Because of the presence of equivalent alternative optima in constraint based-simulations of metabolism [18], many reactions may theoretically be able to carry a wide range of flux for a given simulation objective. Flux variability analysis (FVA) is often used to calculate the amount of flux a reaction can carry while still simulating the maximum flux through the objective function subject to a specified tolerance. Flux variability analyses can be used to identify problems in model structure [40] or ‘pinch-points’ in a metabolic network. COBRApy provides automated functions for FVA in the cobra.flux_analysis.variability module.

Advanced capabilities

Because whole genome double deletion and FVA simulations can be time intensive with a single CPU, we have provided a function that uses Parallel Python [41] to split the simulation across multiple CPUs for multicore machines. Additionally, there are a wide range of legacy operations that are present in the COBRA Toolbox that can be accessed using mlabwrap [42]. MATLAB is only necessary for accessing codes written in the COBRA Toolbox for MATLAB; it is not necessary to run the majority of COBRApy functions.

Conclusions

COBRApy is a constraint-based modeling package that is designed to accommodate the biological complexity of the next generation of COBRA models [10] and provides access to commonly used COBRA methods, such as flux balance analysis [35], flux variability analysis [18], and gene deletion analyses [43]. Through the mlabwrap module it is possible to use COBRApy to call many additional COBRA methods present in the COBRA Toolbox for MATLAB [19]. As part of The openCOBRA Project, COBRApy serves as an enabling framework for which the community can develop and contribute application specific modules.

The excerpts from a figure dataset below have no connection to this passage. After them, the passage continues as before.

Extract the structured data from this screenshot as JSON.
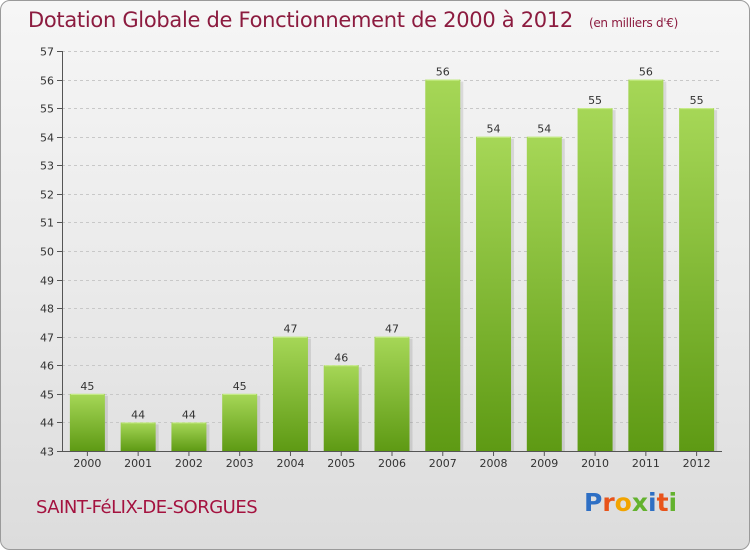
{
  "header": {
    "title": "Dotation Globale de Fonctionnement de 2000 à 2012",
    "unit": "(en milliers d'€)"
  },
  "footer": {
    "commune": "SAINT-FéLIX-DE-SORGUES",
    "logo": "Proxiti"
  },
  "colors": {
    "bar_top": "#a6d757",
    "bar_bottom": "#5e9a14",
    "title": "#8c1b3f",
    "commune": "#a4123f"
  },
  "chart_data": {
    "type": "bar",
    "title": "Dotation Globale de Fonctionnement de 2000 à 2012",
    "subtitle": "(en milliers d'€)",
    "categories": [
      "2000",
      "2001",
      "2002",
      "2003",
      "2004",
      "2005",
      "2006",
      "2007",
      "2008",
      "2009",
      "2010",
      "2011",
      "2012"
    ],
    "values": [
      45,
      44,
      44,
      45,
      47,
      46,
      47,
      56,
      54,
      54,
      55,
      56,
      55
    ],
    "xlabel": "",
    "ylabel": "",
    "ylim": [
      43,
      57
    ],
    "yticks": [
      43,
      44,
      45,
      46,
      47,
      48,
      49,
      50,
      51,
      52,
      53,
      54,
      55,
      56,
      57
    ],
    "grid": true,
    "legend": "none",
    "data_labels": true
  }
}
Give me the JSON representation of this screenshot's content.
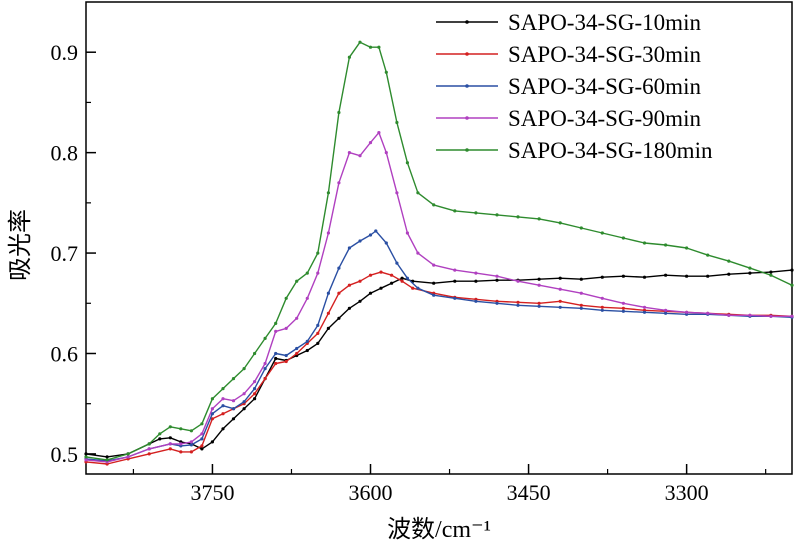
{
  "chart_data": {
    "type": "line",
    "title": "",
    "xlabel": "波数/cm⁻¹",
    "ylabel": "吸光率",
    "x_reversed": true,
    "xlim": [
      3870,
      3200
    ],
    "ylim": [
      0.48,
      0.95
    ],
    "x_ticks": [
      3750,
      3600,
      3450,
      3300
    ],
    "x_tick_labels": [
      "3750",
      "3600",
      "3450",
      "3300"
    ],
    "y_ticks": [
      0.5,
      0.6,
      0.7,
      0.8,
      0.9
    ],
    "y_tick_labels": [
      "0.5",
      "0.6",
      "0.7",
      "0.8",
      "0.9"
    ],
    "legend_position": "top-right",
    "series": [
      {
        "name": "SAPO-34-SG-10min",
        "color": "#000000",
        "points": [
          [
            3870,
            0.5
          ],
          [
            3850,
            0.497
          ],
          [
            3830,
            0.5
          ],
          [
            3810,
            0.51
          ],
          [
            3800,
            0.515
          ],
          [
            3790,
            0.516
          ],
          [
            3780,
            0.512
          ],
          [
            3770,
            0.51
          ],
          [
            3760,
            0.505
          ],
          [
            3750,
            0.512
          ],
          [
            3740,
            0.525
          ],
          [
            3730,
            0.535
          ],
          [
            3720,
            0.545
          ],
          [
            3710,
            0.555
          ],
          [
            3700,
            0.575
          ],
          [
            3690,
            0.595
          ],
          [
            3680,
            0.593
          ],
          [
            3670,
            0.598
          ],
          [
            3660,
            0.603
          ],
          [
            3650,
            0.61
          ],
          [
            3640,
            0.625
          ],
          [
            3630,
            0.635
          ],
          [
            3620,
            0.645
          ],
          [
            3610,
            0.652
          ],
          [
            3600,
            0.66
          ],
          [
            3590,
            0.665
          ],
          [
            3580,
            0.67
          ],
          [
            3570,
            0.675
          ],
          [
            3560,
            0.672
          ],
          [
            3540,
            0.67
          ],
          [
            3520,
            0.672
          ],
          [
            3500,
            0.672
          ],
          [
            3480,
            0.673
          ],
          [
            3460,
            0.673
          ],
          [
            3440,
            0.674
          ],
          [
            3420,
            0.675
          ],
          [
            3400,
            0.674
          ],
          [
            3380,
            0.676
          ],
          [
            3360,
            0.677
          ],
          [
            3340,
            0.676
          ],
          [
            3320,
            0.678
          ],
          [
            3300,
            0.677
          ],
          [
            3280,
            0.677
          ],
          [
            3260,
            0.679
          ],
          [
            3240,
            0.68
          ],
          [
            3220,
            0.681
          ],
          [
            3200,
            0.683
          ]
        ]
      },
      {
        "name": "SAPO-34-SG-30min",
        "color": "#d42020",
        "points": [
          [
            3870,
            0.492
          ],
          [
            3850,
            0.49
          ],
          [
            3830,
            0.495
          ],
          [
            3810,
            0.5
          ],
          [
            3790,
            0.505
          ],
          [
            3780,
            0.502
          ],
          [
            3770,
            0.502
          ],
          [
            3760,
            0.508
          ],
          [
            3750,
            0.535
          ],
          [
            3740,
            0.54
          ],
          [
            3730,
            0.545
          ],
          [
            3720,
            0.55
          ],
          [
            3710,
            0.56
          ],
          [
            3700,
            0.575
          ],
          [
            3690,
            0.59
          ],
          [
            3680,
            0.592
          ],
          [
            3670,
            0.6
          ],
          [
            3660,
            0.61
          ],
          [
            3650,
            0.62
          ],
          [
            3640,
            0.64
          ],
          [
            3630,
            0.66
          ],
          [
            3620,
            0.668
          ],
          [
            3610,
            0.672
          ],
          [
            3600,
            0.678
          ],
          [
            3590,
            0.681
          ],
          [
            3580,
            0.678
          ],
          [
            3570,
            0.672
          ],
          [
            3560,
            0.665
          ],
          [
            3540,
            0.66
          ],
          [
            3520,
            0.656
          ],
          [
            3500,
            0.654
          ],
          [
            3480,
            0.652
          ],
          [
            3460,
            0.651
          ],
          [
            3440,
            0.65
          ],
          [
            3420,
            0.652
          ],
          [
            3400,
            0.648
          ],
          [
            3380,
            0.646
          ],
          [
            3360,
            0.645
          ],
          [
            3340,
            0.643
          ],
          [
            3320,
            0.642
          ],
          [
            3300,
            0.641
          ],
          [
            3280,
            0.64
          ],
          [
            3260,
            0.639
          ],
          [
            3240,
            0.638
          ],
          [
            3220,
            0.638
          ],
          [
            3200,
            0.637
          ]
        ]
      },
      {
        "name": "SAPO-34-SG-60min",
        "color": "#2a4fa3",
        "points": [
          [
            3870,
            0.495
          ],
          [
            3850,
            0.493
          ],
          [
            3830,
            0.497
          ],
          [
            3810,
            0.505
          ],
          [
            3790,
            0.51
          ],
          [
            3780,
            0.508
          ],
          [
            3770,
            0.509
          ],
          [
            3760,
            0.515
          ],
          [
            3750,
            0.54
          ],
          [
            3740,
            0.548
          ],
          [
            3730,
            0.545
          ],
          [
            3720,
            0.552
          ],
          [
            3710,
            0.565
          ],
          [
            3700,
            0.585
          ],
          [
            3690,
            0.6
          ],
          [
            3680,
            0.598
          ],
          [
            3670,
            0.605
          ],
          [
            3660,
            0.612
          ],
          [
            3650,
            0.628
          ],
          [
            3640,
            0.66
          ],
          [
            3630,
            0.685
          ],
          [
            3620,
            0.705
          ],
          [
            3610,
            0.712
          ],
          [
            3600,
            0.718
          ],
          [
            3595,
            0.722
          ],
          [
            3585,
            0.71
          ],
          [
            3575,
            0.69
          ],
          [
            3565,
            0.675
          ],
          [
            3555,
            0.665
          ],
          [
            3540,
            0.658
          ],
          [
            3520,
            0.655
          ],
          [
            3500,
            0.652
          ],
          [
            3480,
            0.65
          ],
          [
            3460,
            0.648
          ],
          [
            3440,
            0.647
          ],
          [
            3420,
            0.646
          ],
          [
            3400,
            0.645
          ],
          [
            3380,
            0.643
          ],
          [
            3360,
            0.642
          ],
          [
            3340,
            0.641
          ],
          [
            3320,
            0.64
          ],
          [
            3300,
            0.639
          ],
          [
            3280,
            0.639
          ],
          [
            3260,
            0.638
          ],
          [
            3240,
            0.637
          ],
          [
            3220,
            0.637
          ],
          [
            3200,
            0.636
          ]
        ]
      },
      {
        "name": "SAPO-34-SG-90min",
        "color": "#b040c0",
        "points": [
          [
            3870,
            0.494
          ],
          [
            3850,
            0.492
          ],
          [
            3830,
            0.497
          ],
          [
            3810,
            0.505
          ],
          [
            3790,
            0.51
          ],
          [
            3780,
            0.51
          ],
          [
            3770,
            0.512
          ],
          [
            3760,
            0.52
          ],
          [
            3750,
            0.545
          ],
          [
            3740,
            0.555
          ],
          [
            3730,
            0.553
          ],
          [
            3720,
            0.56
          ],
          [
            3710,
            0.572
          ],
          [
            3700,
            0.59
          ],
          [
            3690,
            0.622
          ],
          [
            3680,
            0.625
          ],
          [
            3670,
            0.635
          ],
          [
            3660,
            0.655
          ],
          [
            3650,
            0.68
          ],
          [
            3640,
            0.72
          ],
          [
            3630,
            0.77
          ],
          [
            3620,
            0.8
          ],
          [
            3610,
            0.797
          ],
          [
            3600,
            0.81
          ],
          [
            3592,
            0.82
          ],
          [
            3585,
            0.8
          ],
          [
            3575,
            0.76
          ],
          [
            3565,
            0.72
          ],
          [
            3555,
            0.7
          ],
          [
            3540,
            0.688
          ],
          [
            3520,
            0.683
          ],
          [
            3500,
            0.68
          ],
          [
            3480,
            0.677
          ],
          [
            3460,
            0.672
          ],
          [
            3440,
            0.668
          ],
          [
            3420,
            0.664
          ],
          [
            3400,
            0.66
          ],
          [
            3380,
            0.655
          ],
          [
            3360,
            0.65
          ],
          [
            3340,
            0.646
          ],
          [
            3320,
            0.643
          ],
          [
            3300,
            0.641
          ],
          [
            3280,
            0.64
          ],
          [
            3260,
            0.638
          ],
          [
            3240,
            0.638
          ],
          [
            3220,
            0.637
          ],
          [
            3200,
            0.637
          ]
        ]
      },
      {
        "name": "SAPO-34-SG-180min",
        "color": "#2e8b2e",
        "points": [
          [
            3870,
            0.497
          ],
          [
            3850,
            0.494
          ],
          [
            3830,
            0.5
          ],
          [
            3810,
            0.51
          ],
          [
            3800,
            0.52
          ],
          [
            3790,
            0.527
          ],
          [
            3780,
            0.525
          ],
          [
            3770,
            0.523
          ],
          [
            3760,
            0.53
          ],
          [
            3750,
            0.555
          ],
          [
            3740,
            0.565
          ],
          [
            3730,
            0.575
          ],
          [
            3720,
            0.585
          ],
          [
            3710,
            0.6
          ],
          [
            3700,
            0.615
          ],
          [
            3690,
            0.63
          ],
          [
            3680,
            0.655
          ],
          [
            3670,
            0.672
          ],
          [
            3660,
            0.68
          ],
          [
            3650,
            0.7
          ],
          [
            3640,
            0.76
          ],
          [
            3630,
            0.84
          ],
          [
            3620,
            0.895
          ],
          [
            3610,
            0.91
          ],
          [
            3600,
            0.905
          ],
          [
            3592,
            0.905
          ],
          [
            3585,
            0.88
          ],
          [
            3575,
            0.83
          ],
          [
            3565,
            0.79
          ],
          [
            3555,
            0.76
          ],
          [
            3540,
            0.748
          ],
          [
            3520,
            0.742
          ],
          [
            3500,
            0.74
          ],
          [
            3480,
            0.738
          ],
          [
            3460,
            0.736
          ],
          [
            3440,
            0.734
          ],
          [
            3420,
            0.73
          ],
          [
            3400,
            0.725
          ],
          [
            3380,
            0.72
          ],
          [
            3360,
            0.715
          ],
          [
            3340,
            0.71
          ],
          [
            3320,
            0.708
          ],
          [
            3300,
            0.705
          ],
          [
            3280,
            0.698
          ],
          [
            3260,
            0.692
          ],
          [
            3240,
            0.685
          ],
          [
            3220,
            0.678
          ],
          [
            3200,
            0.668
          ]
        ]
      }
    ]
  }
}
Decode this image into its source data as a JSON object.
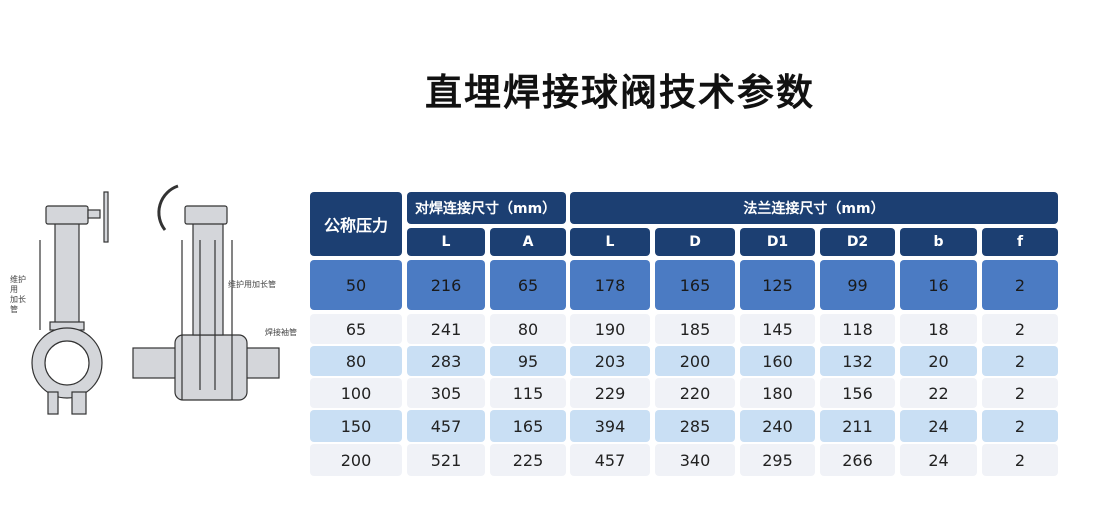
{
  "title": "直埋焊接球阀技术参数",
  "illustration": {
    "left_label": "维护用\n加长管",
    "right_label_1": "维护用加长管",
    "right_label_2": "焊接袖管"
  },
  "table": {
    "pressure_header": "公称压力",
    "group_weld": "对焊连接尺寸（mm）",
    "group_flange": "法兰连接尺寸（mm）",
    "sub_headers": [
      "L",
      "A",
      "L",
      "D",
      "D1",
      "D2",
      "b",
      "f"
    ],
    "rows": [
      [
        "50",
        "216",
        "65",
        "178",
        "165",
        "125",
        "99",
        "16",
        "2"
      ],
      [
        "65",
        "241",
        "80",
        "190",
        "185",
        "145",
        "118",
        "18",
        "2"
      ],
      [
        "80",
        "283",
        "95",
        "203",
        "200",
        "160",
        "132",
        "20",
        "2"
      ],
      [
        "100",
        "305",
        "115",
        "229",
        "220",
        "180",
        "156",
        "22",
        "2"
      ],
      [
        "150",
        "457",
        "165",
        "394",
        "285",
        "240",
        "211",
        "24",
        "2"
      ],
      [
        "200",
        "521",
        "225",
        "457",
        "340",
        "295",
        "266",
        "24",
        "2"
      ]
    ]
  },
  "colors": {
    "header": "#1c3f72",
    "highlight_row": "#4b7bc3",
    "band_row": "#c9dff4",
    "light_row": "#f0f2f7"
  }
}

Availability and requirements

Project name: COBRApy version 0.2.1

Project home page: http://opencobra.sourceforge.net

Operating systems: Platform independent, including Java

Programming language: Python (≥2.6) / Jython (≥2.5)

Other requirements:

Python: libSBML ≥ 5.5.0 [32]. Currently supported linear programming solvers: GLPK [44] through PyGLPK 0.3 [45], IBM ILOG/CPLEX Optimization Studio ≥ 12.4 (IBM Corporation, Armonk, New York), and Gurobi ≥ 5.0 (Gurobi Optimization, Inc., Houston, TX, USA).

  • [Optional] Numpy ≥ 1.6.1 & Scipy ≥ 0.10.1 [46] for ArrayBasedModel, MoMA, and double_deletion analysis.

  • [Optional] Parallel python [41] for parallel processing.

  • [Optional] To directly interface with the COBRA Toolbox for MATLAB it is necessary to install mlabwrap [42], the COBRA Toolbox [29], and a version of MATLAB (Mathworks, Natick, Massachusetts, U.S.A.) that is compatible with the COBRA Toolbox.

Jython: JSBML ≥ 0.8 [32, 47].

  • Currently supported linear programming solvers: GLPK for Java 1.0.22 [48], IBM ILOG/CPLEX Optimization Studio ≥ 12.4, and Gurobi ≥ 5.0.

  • The COBRA Toolbox for MATLAB and ArrayBasedModel are not currently accessible from Jython.

License: GNU GPL version 3 or later.